By David Nakamura
Washington Post Staff Writer
Thursday, March 2, 2006
A strategy offered by D.C. Mayor Anthony A. Williams to ensure that Major League Baseball will not have to pay for potential cost overruns on a new stadium drew critical and angry reactions from several D.C. Council members yesterday.
The Williams administration told baseball officials this week that $20 million in surplus tax revenue being raised to finance debt on construction bonds can be used to cover overruns if necessary. Williams (D) is trying to persuade baseball to endorse a $611 million stadium spending cap on city funds the council approved last month.
But council members said they did not intend for the tax money to be used as a safeguard against overruns because such a scenario would potentially raise the city's investment in the project above the cap.
"I don't think the intent was for cost overruns," said D.C. Council Chairman Linda W. Cropp (D).
Cropp said she intends to tell the mayor that she does not want the excess tax revenue pledged as an option to cover the overruns.
Council members Marion Barry (D-Ward 8) and Kwame R. Brown (D-At Large), who cast critical votes for a stadium lease agreement and the spending cap, criticized the mayor's approach.
"If there's one thing I said to the mayor, it's that I didn't want any shenanigans, no side deals like this," Barry said. "If he does this, this stadium is dead again. . . . We wanted a cap that was tight. Everyone was confident, so we went with it. If it's not tight, there will be rebellion."
Williams vehemently defended his position at his weekly news conference yesterday, saying the council's legislation expressly ensures that the tax money raised to pay stadium debt can be used for cost overruns.
"I'm not trying to wink and nod," Williams said. "We're talking about the legislation as stated."
Mayoral aides stressed that they are trying to assure MLB that money is available if necessary but do not expect to have to use the tax money for overruns.
The latest political debate over the stadium comes before the Monday deadline set by the council for baseball to endorse the spending cap. If MLB accepts the cap, stadium construction could begin, and baseball could select an ownership group for the Nationals this month. If MLB rejects the deal, the stadium dispute, which has dragged on for months, could enter binding arbitration.
The sticking point is who will pay for costs above $611 million. MLB is selling the Nationals for about $450 million, a sum predicated largely on a publicly financed stadium, and has made it clear it does not want the team owner to be stuck paying for overruns.
The city is funding the stadium through a gross receipts tax on local businesses, a utilities tax on businesses and federal buildings, a stadium concessions tax and the Nationals' annual rent payment. Mayoral aides told baseball officials that the city will collect about $20 million more in tax revenue over the next two years than is necessary to pay debts on the construction bonds.
Under the council's spending cap, all overruns must be paid by the Nationals' owner, the federal government or private sources. There is one exception. The legislation says, "District government non-General Fund funds may be used if required by the bond indenture to finance the Ballpark project."
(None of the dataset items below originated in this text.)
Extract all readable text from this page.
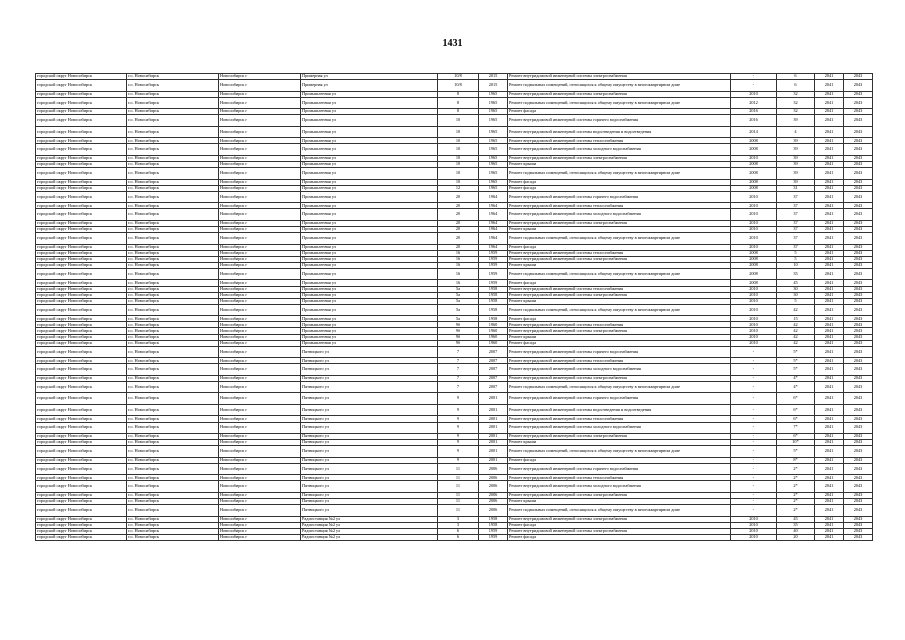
1431
городской округ Новосибирск	г.о. Новосибирск	Новосибирск г	Примерная ул	10/8	2015	Ремонт внутридомовой инженерной системы электроснабжения	-	6	2041	2043
городской округ Новосибирск	г.о. Новосибирск	Новосибирск г	Примерная ул	10/8	2015	Ремонт подвальных помещений, относящихся к общему имуществу в многоквартирном доме	-	6	2041	2043
городской округ Новосибирск	г.о. Новосибирск	Новосибирск г	Промышленная ул	8	1965	Ремонт внутридомовой инженерной системы электроснабжения	2010	32	2041	2043
городской округ Новосибирск	г.о. Новосибирск	Новосибирск г	Промышленная ул	8	1965	Ремонт подвальных помещений, относящихся к общему имуществу в многоквартирном доме	2012	32	2041	2043
городской округ Новосибирск	г.о. Новосибирск	Новосибирск г	Промышленная ул	8	1965	Ремонт фасада	2016	32	2041	2043
городской округ Новосибирск	г.о. Новосибирск	Новосибирск г	Промышленная ул	10	1965	Ремонт внутридомовой инженерной системы горячего водоснабжения	2016	39	2041	2043
городской округ Новосибирск	г.о. Новосибирск	Новосибирск г	Промышленная ул	10	1965	Ремонт внутридомовой инженерной системы водоотведения и водоотведения	2014	4	2041	2043
городской округ Новосибирск	г.о. Новосибирск	Новосибирск г	Промышленная ул	10	1965	Ремонт внутридомовой инженерной системы теплоснабжения	2008	39	2041	2043
городской округ Новосибирск	г.о. Новосибирск	Новосибирск г	Промышленная ул	10	1965	Ремонт внутридомовой инженерной системы холодного водоснабжения	2008	39	2041	2043
городской округ Новосибирск	г.о. Новосибирск	Новосибирск г	Промышленная ул	10	1965	Ремонт внутридомовой инженерной системы электроснабжения	2010	39	2041	2043
городской округ Новосибирск	г.о. Новосибирск	Новосибирск г	Промышленная ул	10	1965	Ремонт крыши	2008	39	2041	2043
городской округ Новосибирск	г.о. Новосибирск	Новосибирск г	Промышленная ул	10	1965	Ремонт подвальных помещений, относящихся к общему имуществу в многоквартирном доме	2008	39	2041	2043
городской округ Новосибирск	г.о. Новосибирск	Новосибирск г	Промышленная ул	10	1965	Ремонт фасада	2008	39	2041	2043
городской округ Новосибирск	г.о. Новосибирск	Новосибирск г	Промышленная ул	12	1965	Ремонт фасада	2008	31	2041	2043
городской округ Новосибирск	г.о. Новосибирск	Новосибирск г	Промышленная ул	20	1964	Ремонт внутридомовой инженерной системы горячего водоснабжения	2010	37	2041	2043
городской округ Новосибирск	г.о. Новосибирск	Новосибирск г	Промышленная ул	20	1964	Ремонт внутридомовой инженерной системы теплоснабжения	2010	37	2041	2043
городской округ Новосибирск	г.о. Новосибирск	Новосибирск г	Промышленная ул	20	1964	Ремонт внутридомовой инженерной системы холодного водоснабжения	2010	37	2041	2043
городской округ Новосибирск	г.о. Новосибирск	Новосибирск г	Промышленная ул	20	1964	Ремонт внутридомовой инженерной системы электроснабжения	2010	37	2041	2043
городской округ Новосибирск	г.о. Новосибирск	Новосибирск г	Промышленная ул	20	1964	Ремонт крыши	2010	37	2041	2043
городской округ Новосибирск	г.о. Новосибирск	Новосибирск г	Промышленная ул	20	1964	Ремонт подвальных помещений, относящихся к общему имуществу в многоквартирном доме	2010	37	2041	2043
городской округ Новосибирск	г.о. Новосибирск	Новосибирск г	Промышленная ул	20	1964	Ремонт фасада	2010	37	2041	2043
городской округ Новосибирск	г.о. Новосибирск	Новосибирск г	Промышленная ул	16	1959	Ремонт внутридомовой инженерной системы теплоснабжения	2008	5	2041	2043
городской округ Новосибирск	г.о. Новосибирск	Новосибирск г	Промышленная ул	16	1959	Ремонт внутридомовой инженерной системы электроснабжения	2008	5	2041	2043
городской округ Новосибирск	г.о. Новосибирск	Новосибирск г	Промышленная ул	16	1959	Ремонт крыши	2008	10	2041	2043
городской округ Новосибирск	г.о. Новосибирск	Новосибирск г	Промышленная ул	16	1959	Ремонт подвальных помещений, относящихся к общему имуществу в многоквартирном доме	2008	35	2041	2043
городской округ Новосибирск	г.о. Новосибирск	Новосибирск г	Промышленная ул	16	1959	Ремонт фасада	2008	45	2041	2043
городской округ Новосибирск	г.о. Новосибирск	Новосибирск г	Промышленная ул	5а	1958	Ремонт внутридомовой инженерной системы теплоснабжения	2010	30	2041	2043
городской округ Новосибирск	г.о. Новосибирск	Новосибирск г	Промышленная ул	5а	1958	Ремонт внутридомовой инженерной системы электроснабжения	2010	30	2041	2043
городской округ Новосибирск	г.о. Новосибирск	Новосибирск г	Промышленная ул	5а	1958	Ремонт крыши	2010	5	2041	2043
городской округ Новосибирск	г.о. Новосибирск	Новосибирск г	Промышленная ул	5а	1958	Ремонт подвальных помещений, относящихся к общему имуществу в многоквартирном доме	2010	42	2041	2043
городской округ Новосибирск	г.о. Новосибирск	Новосибирск г	Промышленная ул	5а	1958	Ремонт фасада	2010	15	2041	2043
городской округ Новосибирск	г.о. Новосибирск	Новосибирск г	Промышленная ул	9б	1960	Ремонт внутридомовой инженерной системы теплоснабжения	2010	42	2041	2043
городской округ Новосибирск	г.о. Новосибирск	Новосибирск г	Промышленная ул	9б	1960	Ремонт внутридомовой инженерной системы электроснабжения	2010	42	2041	2043
городской округ Новосибирск	г.о. Новосибирск	Новосибирск г	Промышленная ул	9б	1960	Ремонт крыши	2010	42	2041	2043
городской округ Новосибирск	г.о. Новосибирск	Новосибирск г	Промышленная ул	9б	1960	Ремонт фасада	2010	42	2041	2043
городской округ Новосибирск	г.о. Новосибирск	Новосибирск г	Пятницкого ул	7	2007	Ремонт внутридомовой инженерной системы горячего водоснабжения	-	5*	2041	2043
городской округ Новосибирск	г.о. Новосибирск	Новосибирск г	Пятницкого ул	7	2007	Ремонт внутридомовой инженерной системы теплоснабжения	-	5*	2041	2043
городской округ Новосибирск	г.о. Новосибирск	Новосибирск г	Пятницкого ул	7	2007	Ремонт внутридомовой инженерной системы холодного водоснабжения	-	5*	2041	2043
городской округ Новосибирск	г.о. Новосибирск	Новосибирск г	Пятницкого ул	7	2007	Ремонт внутридомовой инженерной системы электроснабжения	-	4*	2041	2043
городской округ Новосибирск	г.о. Новосибирск	Новосибирск г	Пятницкого ул	7	2007	Ремонт подвальных помещений, относящихся к общему имуществу в многоквартирном доме	-	4*	2041	2043
городской округ Новосибирск	г.о. Новосибирск	Новосибирск г	Пятницкого ул	9	2001	Ремонт внутридомовой инженерной системы горячего водоснабжения	-	6*	2041	2043
городской округ Новосибирск	г.о. Новосибирск	Новосибирск г	Пятницкого ул	9	2001	Ремонт внутридомовой инженерной системы водоотведения и водоотведения	-	6*	2041	2043
городской округ Новосибирск	г.о. Новосибирск	Новосибирск г	Пятницкого ул	9	2001	Ремонт внутридомовой инженерной системы теплоснабжения	-	6*	2041	2043
городской округ Новосибирск	г.о. Новосибирск	Новосибирск г	Пятницкого ул	9	2001	Ремонт внутридомовой инженерной системы холодного водоснабжения	-	7*	2041	2043
городской округ Новосибирск	г.о. Новосибирск	Новосибирск г	Пятницкого ул	9	2001	Ремонт внутридомовой инженерной системы электроснабжения	-	6*	2041	2043
городской округ Новосибирск	г.о. Новосибирск	Новосибирск г	Пятницкого ул	9	2001	Ремонт крыши	-	10*	2041	2043
городской округ Новосибирск	г.о. Новосибирск	Новосибирск г	Пятницкого ул	9	2001	Ремонт подвальных помещений, относящихся к общему имуществу в многоквартирном доме	-	5*	2041	2043
городской округ Новосибирск	г.о. Новосибирск	Новосибирск г	Пятницкого ул	9	2001	Ремонт фасада	-	8*	2041	2043
городской округ Новосибирск	г.о. Новосибирск	Новосибирск г	Пятницкого ул	11	2006	Ремонт внутридомовой инженерной системы горячего водоснабжения	-	2*	2041	2043
городской округ Новосибирск	г.о. Новосибирск	Новосибирск г	Пятницкого ул	11	2006	Ремонт внутридомовой инженерной системы теплоснабжения	-	2*	2041	2043
городской округ Новосибирск	г.о. Новосибирск	Новосибирск г	Пятницкого ул	11	2006	Ремонт внутридомовой инженерной системы холодного водоснабжения	-	2*	2041	2043
городской округ Новосибирск	г.о. Новосибирск	Новосибирск г	Пятницкого ул	11	2006	Ремонт внутридомовой инженерной системы электроснабжения	-	2*	2041	2043
городской округ Новосибирск	г.о. Новосибирск	Новосибирск г	Пятницкого ул	11	2006	Ремонт крыши	-	2*	2041	2043
городской округ Новосибирск	г.о. Новосибирск	Новосибирск г	Пятницкого ул	11	2006	Ремонт подвальных помещений, относящихся к общему имуществу в многоквартирном доме	-	2*	2041	2043
городской округ Новосибирск	г.о. Новосибирск	Новосибирск г	Радиостанция №2 ул	3	1958	Ремонт внутридомовой инженерной системы электроснабжения	2010	45	2041	2043
городской округ Новосибирск	г.о. Новосибирск	Новосибирск г	Радиостанция №2 ул	3	1958	Ремонт фасада	2010	35	2041	2043
городской округ Новосибирск	г.о. Новосибирск	Новосибирск г	Радиостанция №2 ул	6	1959	Ремонт внутридомовой инженерной системы электроснабжения	2010	40	2041	2043
городской округ Новосибирск	г.о. Новосибирск	Новосибирск г	Радиостанция №2 ул	6	1959	Ремонт фасада	2010	20	2041	2043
That is the provision that mayoral aides said allows the excess tax money to be used to cover overruns. The administration has asked D.C. Attorney General Robert J. Spagnoletti to review the legislation and issue an opinion. A spokeswoman for Spagnoletti said yesterday that he has not completed his analysis.
The exception was added to the council's legislation to help the city persuade Wall Street bond raters to give the stadium project an investment-grade rating, city officials said. Bond raters want to be sure that if the stadium project exceeds the spending limit there is money to cover construction, said D.C. Chief Financial Officer Natwar M. Gandhi.
Council members said they agreed to leave that provision in the legislation to avoid complications on Wall Street. But they added that the intent of the spending cap was to force the mayor to find other entities, such as MLB, to pay for costs above $611 million. Excess tax revenue could then be used to pay off the bond debt early, freeing revenue for other city needs, members said.
"It had nothing to do with paying cost overruns," Brown said.
Barbara Lang, president of the D.C. Chamber of Commerce, said business owners would prefer that excess tax revenue be used to pay off the debt so that the tax can be lifted earlier than anticipated.
It is not clear what council members could do to stop the deal if Spagnoletti rules that the money can be used for overruns, and MLB endorses the spending cap by Monday. Barry suggested that the council could introduce an emergency disapproval resolution of the stadium lease at its legislative meeting Tuesday. Such a measure would need the support of nine of the council's 13 members for passage.
"People feel betrayed on both sides," Williams said of the council and MLB. "There's bad faith on both sides. And I think the only thing everybody agrees on is they don't like me."